11 novembre 1918: ce que disaient le journal l'Humanité et la CGT
Dès le déclenchement de la Première Guerre mondiale, après l'assassinat de Jean Jaurès, dirigeant du parti socialiste qui prônait la paix, les socialistes et la CGT -sauf un minorité autour du journal la Vie Ouvrière de Pierre Monatte- adhèrent à l'Union sacrée avec la droite et le patronat bellicistes.
Pour la CGT, son Comité confédéral national, organisme de direction formé des responsables des unions départementales et des fédérations, par la voix de Léon Jouhaux, secrétaire général, affirme en cette été 1914: "Maintenant que la guerre est déclarée, le CCN rapelle aux groupements ouvriers que la besogne utile et impérieuse de l'heure, c'est l'organisation de la solidarité" pour défendre la France.
La SFIO, le parti socialiste d'alors, donne 3 ministres et bientôt 4 au gouvernement. Le mouvement ouvrier, représenté à cette époque par les socialistes et la CGT, sombre dans la collaboration de classe.
Si la guerre prend fin en ce 11 novembre 1918, l'Armistice consacre aussi la victoire des impérialismes français, britannique et américain et le partage du monde à leurs façons, découpage colonial dont on mesure encore les répercussions dramatiques aujourd'hui.
Dans son édition du 12 novembre 1918, l'Humanité journal socialiste salue la victoire et la république allemande, comme la république universelle.
Sur la même page, au nom de son Comité confédéral national, la CGT s'exprime ainsi: "Au prolétarait organisé. la CGT salue l'évènement de la république allemande.
Cet évènement historique doit marquer la fin du règne de la force et ouvrir l'ère de la réconciliation des peuples.
L'acte révolutionnaire du peuple allemand fixe l'attitude des classes ouvrières des pays de l'Entente qui doivent exiger de leurs gouvernements, aujourd'hui plus encore qu'hier, que la paix se fasse sur le principe de la liberté des peuples à se déterminer eux-mêmes. (...)
Un devoir incombe aux prolétariats des pays de l'Entente: s'opposer à tout entraînement chauvin et ne pas permettre que, sous prétexte de "maintenir l'ordre", les forces militaires alliées agissent contre les régimes nouveaux que les peuples de la Russie, de l'Allemagne, de l'Autriche-Hongrie se sont, au prix de sacrifices, librement donnés.

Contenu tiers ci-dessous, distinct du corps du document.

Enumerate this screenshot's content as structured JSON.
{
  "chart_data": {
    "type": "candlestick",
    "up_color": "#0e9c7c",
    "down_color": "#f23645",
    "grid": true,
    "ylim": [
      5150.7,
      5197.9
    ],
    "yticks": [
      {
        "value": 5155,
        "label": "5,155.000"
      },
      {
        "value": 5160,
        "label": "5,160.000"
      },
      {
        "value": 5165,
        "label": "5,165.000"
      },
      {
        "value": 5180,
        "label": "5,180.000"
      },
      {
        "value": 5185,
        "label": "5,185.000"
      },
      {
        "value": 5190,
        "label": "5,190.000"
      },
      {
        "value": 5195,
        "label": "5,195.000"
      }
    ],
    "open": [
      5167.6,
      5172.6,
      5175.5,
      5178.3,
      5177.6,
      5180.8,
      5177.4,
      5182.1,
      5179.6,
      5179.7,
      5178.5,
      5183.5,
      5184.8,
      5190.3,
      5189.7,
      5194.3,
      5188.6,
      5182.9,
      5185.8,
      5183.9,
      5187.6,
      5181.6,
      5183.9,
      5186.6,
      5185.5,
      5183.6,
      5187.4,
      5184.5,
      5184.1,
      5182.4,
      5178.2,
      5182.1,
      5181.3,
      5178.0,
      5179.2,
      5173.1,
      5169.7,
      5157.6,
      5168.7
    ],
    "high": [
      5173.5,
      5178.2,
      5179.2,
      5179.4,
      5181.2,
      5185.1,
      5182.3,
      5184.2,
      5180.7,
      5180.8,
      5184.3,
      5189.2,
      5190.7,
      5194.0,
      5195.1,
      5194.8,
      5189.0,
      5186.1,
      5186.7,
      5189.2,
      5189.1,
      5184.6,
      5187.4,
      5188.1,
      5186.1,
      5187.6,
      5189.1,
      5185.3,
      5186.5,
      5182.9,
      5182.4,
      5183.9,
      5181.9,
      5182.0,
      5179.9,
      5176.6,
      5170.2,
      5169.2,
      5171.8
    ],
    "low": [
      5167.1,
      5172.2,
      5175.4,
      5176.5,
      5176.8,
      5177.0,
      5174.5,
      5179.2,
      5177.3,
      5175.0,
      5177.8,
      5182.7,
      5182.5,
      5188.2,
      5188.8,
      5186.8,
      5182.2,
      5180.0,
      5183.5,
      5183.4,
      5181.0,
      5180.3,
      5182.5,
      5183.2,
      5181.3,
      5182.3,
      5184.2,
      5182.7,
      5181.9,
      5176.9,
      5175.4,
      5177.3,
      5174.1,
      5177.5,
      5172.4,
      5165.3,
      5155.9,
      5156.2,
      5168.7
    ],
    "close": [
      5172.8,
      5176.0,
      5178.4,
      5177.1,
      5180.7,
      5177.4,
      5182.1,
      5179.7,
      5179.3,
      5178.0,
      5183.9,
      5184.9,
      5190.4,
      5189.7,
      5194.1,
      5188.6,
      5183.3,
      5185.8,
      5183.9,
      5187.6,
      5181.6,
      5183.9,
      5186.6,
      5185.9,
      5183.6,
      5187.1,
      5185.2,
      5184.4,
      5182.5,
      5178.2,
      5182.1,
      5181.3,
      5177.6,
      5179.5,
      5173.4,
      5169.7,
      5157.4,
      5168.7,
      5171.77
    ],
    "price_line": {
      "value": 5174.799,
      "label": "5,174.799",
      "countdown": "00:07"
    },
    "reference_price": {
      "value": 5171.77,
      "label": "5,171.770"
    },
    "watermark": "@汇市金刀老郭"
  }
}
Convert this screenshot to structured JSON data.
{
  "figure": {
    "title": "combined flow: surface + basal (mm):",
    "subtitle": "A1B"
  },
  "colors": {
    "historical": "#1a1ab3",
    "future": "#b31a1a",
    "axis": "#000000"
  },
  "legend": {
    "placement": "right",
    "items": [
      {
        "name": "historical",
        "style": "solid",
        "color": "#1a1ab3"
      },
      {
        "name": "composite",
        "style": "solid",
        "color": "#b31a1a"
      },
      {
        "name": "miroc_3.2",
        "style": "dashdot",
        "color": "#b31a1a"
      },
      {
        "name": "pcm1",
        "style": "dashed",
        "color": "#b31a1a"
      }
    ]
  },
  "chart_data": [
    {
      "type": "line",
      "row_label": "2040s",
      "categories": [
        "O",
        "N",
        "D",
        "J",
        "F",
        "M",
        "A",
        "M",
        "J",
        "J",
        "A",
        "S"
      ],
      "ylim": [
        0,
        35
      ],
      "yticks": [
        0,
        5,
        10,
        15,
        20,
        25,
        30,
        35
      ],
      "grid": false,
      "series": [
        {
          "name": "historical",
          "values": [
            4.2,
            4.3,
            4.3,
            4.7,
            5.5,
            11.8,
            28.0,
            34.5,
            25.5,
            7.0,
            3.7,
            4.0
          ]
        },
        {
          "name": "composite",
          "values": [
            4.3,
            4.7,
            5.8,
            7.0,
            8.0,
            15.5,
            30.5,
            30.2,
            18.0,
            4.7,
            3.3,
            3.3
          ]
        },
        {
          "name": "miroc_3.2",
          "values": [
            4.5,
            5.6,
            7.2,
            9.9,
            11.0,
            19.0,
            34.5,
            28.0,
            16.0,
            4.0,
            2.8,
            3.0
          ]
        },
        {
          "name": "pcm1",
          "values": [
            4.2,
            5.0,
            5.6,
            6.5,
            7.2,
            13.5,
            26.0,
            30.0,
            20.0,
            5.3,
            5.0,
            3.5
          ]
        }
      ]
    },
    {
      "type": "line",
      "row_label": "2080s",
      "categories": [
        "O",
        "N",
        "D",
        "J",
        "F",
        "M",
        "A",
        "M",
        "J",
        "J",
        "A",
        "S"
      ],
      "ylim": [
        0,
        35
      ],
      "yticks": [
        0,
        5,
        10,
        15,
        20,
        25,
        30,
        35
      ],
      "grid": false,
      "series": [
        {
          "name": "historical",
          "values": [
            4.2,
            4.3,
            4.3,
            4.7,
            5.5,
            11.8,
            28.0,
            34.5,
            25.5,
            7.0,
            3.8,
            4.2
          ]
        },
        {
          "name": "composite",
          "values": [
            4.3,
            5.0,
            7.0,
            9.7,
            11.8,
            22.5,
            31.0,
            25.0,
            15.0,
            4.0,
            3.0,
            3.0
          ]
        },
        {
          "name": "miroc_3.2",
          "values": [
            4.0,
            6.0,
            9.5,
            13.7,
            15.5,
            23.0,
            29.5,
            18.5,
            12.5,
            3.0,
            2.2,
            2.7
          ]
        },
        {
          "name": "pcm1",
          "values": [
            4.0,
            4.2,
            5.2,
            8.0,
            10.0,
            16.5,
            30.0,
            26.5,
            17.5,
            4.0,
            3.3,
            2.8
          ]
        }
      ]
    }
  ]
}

Cela, nous en avons la certitude, la puissante Internationale ouvrière, enfin reconstituée, saura l'obtenir. (...)"
Ces déclarations des socialistes français demeureront un voeu pieu. En Allemagne, les socialistes au gouvernement brisent par le sang et la prison l'élan révolutionnaire débuté en 1917. En Russie, ils s'allient avec les forces contre-révolutionnaires et les armées alliées qui ont envahi le pays. Bientôt, ils défendront en France les guerres coloniales.

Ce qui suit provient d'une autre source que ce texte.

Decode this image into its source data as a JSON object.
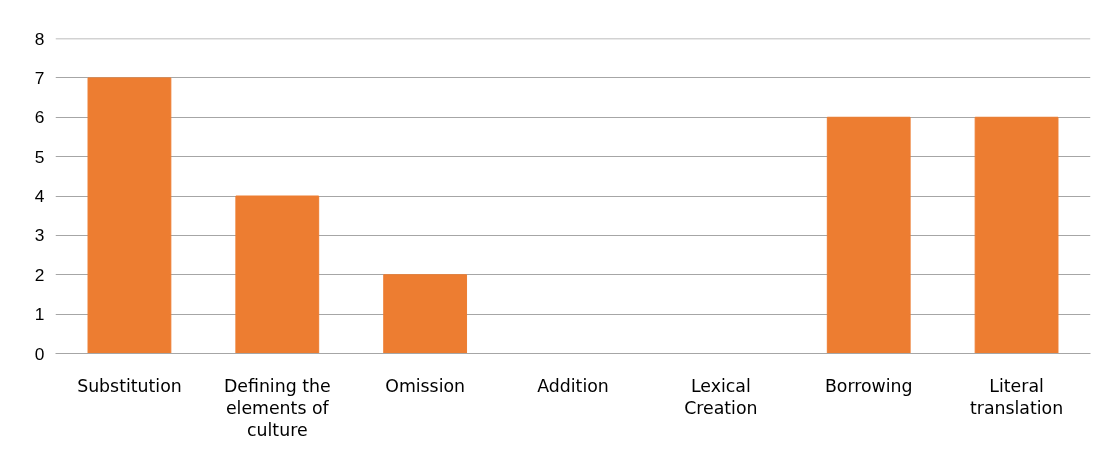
{
  "chart_data": {
    "type": "bar",
    "categories": [
      "Substitution",
      "Defining the elements of culture",
      "Omission",
      "Addition",
      "Lexical Creation",
      "Borrowing",
      "Literal translation"
    ],
    "values": [
      7,
      4,
      2,
      0,
      0,
      6,
      6
    ],
    "color": "#ed7d31",
    "ylim": [
      0,
      8
    ],
    "yticks": [
      0,
      1,
      2,
      3,
      4,
      5,
      6,
      7,
      8
    ],
    "grid": "y"
  }
}
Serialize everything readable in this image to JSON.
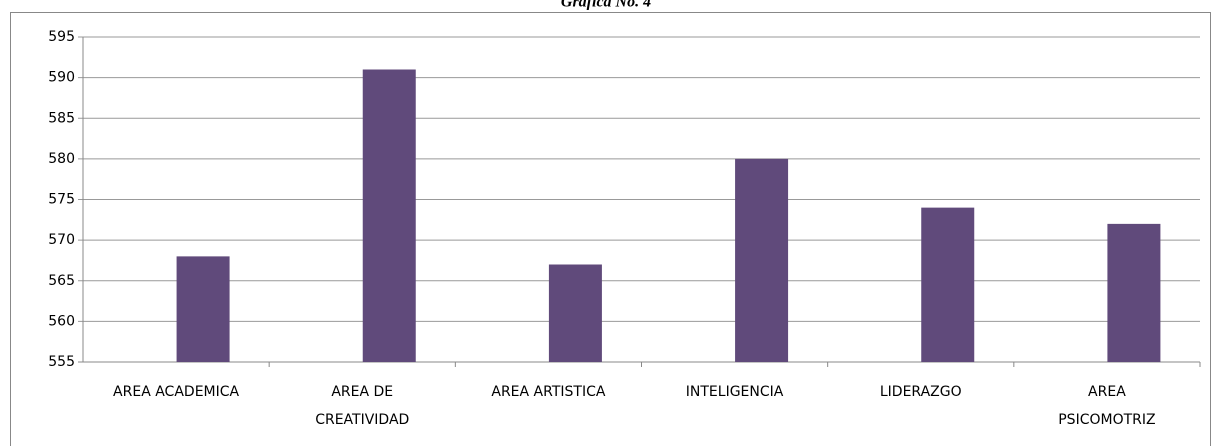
{
  "chart_data": {
    "type": "bar",
    "title": "Gráfica No. 4",
    "categories": [
      [
        "AREA ACADEMICA"
      ],
      [
        "AREA DE",
        "CREATIVIDAD"
      ],
      [
        "AREA ARTISTICA"
      ],
      [
        "INTELIGENCIA"
      ],
      [
        "LIDERAZGO"
      ],
      [
        "AREA",
        "PSICOMOTRIZ"
      ]
    ],
    "values": [
      568,
      591,
      567,
      580,
      574,
      572
    ],
    "color": "#604a7b",
    "ylim": [
      555,
      595
    ],
    "yticks": [
      555,
      560,
      565,
      570,
      575,
      580,
      585,
      590,
      595
    ],
    "grid": true
  }
}
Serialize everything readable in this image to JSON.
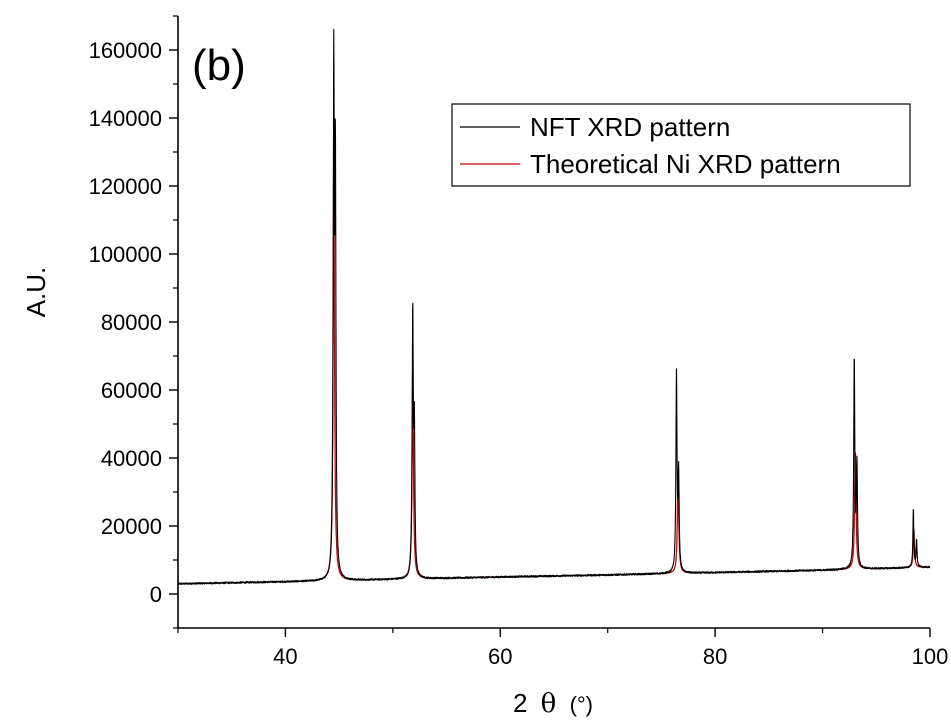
{
  "chart_data": {
    "type": "line",
    "panel_label": "(b)",
    "xlabel_prefix": "2",
    "xlabel_symbol": "θ",
    "xlabel_unit": "(°)",
    "ylabel": "A.U.",
    "xlim": [
      30,
      100
    ],
    "ylim": [
      -10000,
      170000
    ],
    "x_ticks": [
      40,
      60,
      80,
      100
    ],
    "y_ticks": [
      0,
      20000,
      40000,
      60000,
      80000,
      100000,
      120000,
      140000,
      160000
    ],
    "x_tick_labels": [
      "40",
      "60",
      "80",
      "100"
    ],
    "y_tick_labels": [
      "0",
      "20000",
      "40000",
      "60000",
      "80000",
      "100000",
      "120000",
      "140000",
      "160000"
    ],
    "legend_position": "top-right",
    "baseline": {
      "x": [
        30,
        45,
        50,
        60,
        70,
        80,
        90,
        100
      ],
      "y": [
        3000,
        3900,
        4300,
        5000,
        5600,
        6300,
        7000,
        7900
      ]
    },
    "series": [
      {
        "name": "NFT XRD pattern",
        "color": "#000000",
        "peaks": [
          {
            "x": 44.5,
            "y": 150000,
            "width": 0.12
          },
          {
            "x": 44.65,
            "y": 120000,
            "width": 0.12
          },
          {
            "x": 51.85,
            "y": 81000,
            "width": 0.12
          },
          {
            "x": 52.0,
            "y": 46000,
            "width": 0.12
          },
          {
            "x": 76.4,
            "y": 64000,
            "width": 0.12
          },
          {
            "x": 76.6,
            "y": 34000,
            "width": 0.12
          },
          {
            "x": 92.95,
            "y": 69000,
            "width": 0.12
          },
          {
            "x": 93.2,
            "y": 37000,
            "width": 0.12
          },
          {
            "x": 98.45,
            "y": 25000,
            "width": 0.1
          },
          {
            "x": 98.75,
            "y": 16000,
            "width": 0.1
          }
        ]
      },
      {
        "name": "Theoretical Ni XRD pattern",
        "color": "#cc0000",
        "peaks": [
          {
            "x": 44.5,
            "y": 132000,
            "width": 0.16
          },
          {
            "x": 51.85,
            "y": 66000,
            "width": 0.16
          },
          {
            "x": 76.55,
            "y": 34000,
            "width": 0.16
          },
          {
            "x": 93.05,
            "y": 42000,
            "width": 0.16
          },
          {
            "x": 98.5,
            "y": 19000,
            "width": 0.14
          }
        ]
      }
    ]
  }
}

Dans la CGT, en 1918, par souci d'unité, les minoritaires, dont le nombre s'est amplifié au cours de la guerre, ne souhaitent pas remettre en cause la position de la CGT durant l'Union sacrée. Cela ne tiendra pas et adviendra la scission en 1922 entre réformistes et courant révolutionnaire, la CGT pour les premiers et la CGTU pour le second.
Depuis, les réformistes sont toujours dans le même camp, que ce soit en politique ou dans le syndicalisme. Ceux qui se disent ne pas être de ce bord-là, feraient bien de se remémorer cette partie de l'histoire sociale de la France.
Et l'Internationale ouvrière, devenue l'Internationale socialiste, existe toujours. Elle fédère tous les partis socialistes, qu'ils soient seuls au gouvernement ou alliés au pouvoir avec la droite, ou dans l'opposition après avoir fait une politique de droite lorsqu'ils étaient aux affaires comme en France.